Pirayú era cacique de una tribu que vivía a orillas del río
Paraná. Mandió era cacique de una tribu vecina. Pirayú y Mandió eran buenos
amigos. De ahí que sus pueblos intercambiaban en paz artesanías y alimentos.
Cierta vez, Mandió tuvo la gran idea de unir a las dos
tribus, y por eso pidió en matrimonio a la hija de Pirayú. - Para estar siempre
unidos quiero casarme con tu hija - dijo a su amigo. Imposible - respondió
preocupado Pirayú. Y contó en seguida a Mandió que su hija no se casaría con
ningún hombre porque había ofrecido su vida al dios Sol.

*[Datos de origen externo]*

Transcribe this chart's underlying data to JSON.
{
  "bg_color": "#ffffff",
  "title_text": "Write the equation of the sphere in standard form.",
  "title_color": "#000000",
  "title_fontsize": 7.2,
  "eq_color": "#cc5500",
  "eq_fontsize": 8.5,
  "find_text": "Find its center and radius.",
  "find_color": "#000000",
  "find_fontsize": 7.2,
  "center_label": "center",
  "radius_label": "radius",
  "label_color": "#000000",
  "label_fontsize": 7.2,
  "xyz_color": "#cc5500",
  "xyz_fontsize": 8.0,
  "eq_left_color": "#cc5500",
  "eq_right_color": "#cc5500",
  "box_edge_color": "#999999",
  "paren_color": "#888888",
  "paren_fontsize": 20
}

Ante la incredulidad de Mandió, Pirayú explicó que
-Carandaí, mi hija, desde muy pequeña pasa las horas contemplando al sol. Sólo
vive para él. Por eso los días nublados la ponen tan triste -; Mandió se alejó
disgustado y prometiendo venganza.
Los días pasaron hasta que cierta vez andaba Carandaí con su
canoa contemplando la caída del sol en medio del río cuando, de pronto, vio
resplandores de fuego sobre su aldea. Remó rápidamente hacia la orilla, pero,
cuando intentó desembarcar, unas barras gruesas de madera trabaron sus
movimientos.
- ¡Ajá!, tendrás que pedirle a tu dios que te libere de mi
venganza - dijó Mandió.
- ¡Oh! Cuarahjí, ¡Mi querido sol! - susurró Carandaí. - No
permitas que Mandió acabe conmigo y mi pueblo. No lo permitas mi dios...
Y no había terminado de hablar cuando Cuarajhí, el sol,
envió a la joven un remolino de rayos potentes que la envolvieron y la hicieron
desaparecer de la vista de Mandió.
Allí donde había estado Carandaí, brotó una planta esbelta y
hermosa con una flor dorada que, al igual que la princesa, siguió siempre, con
su cara al cielo, los rumbos del sol.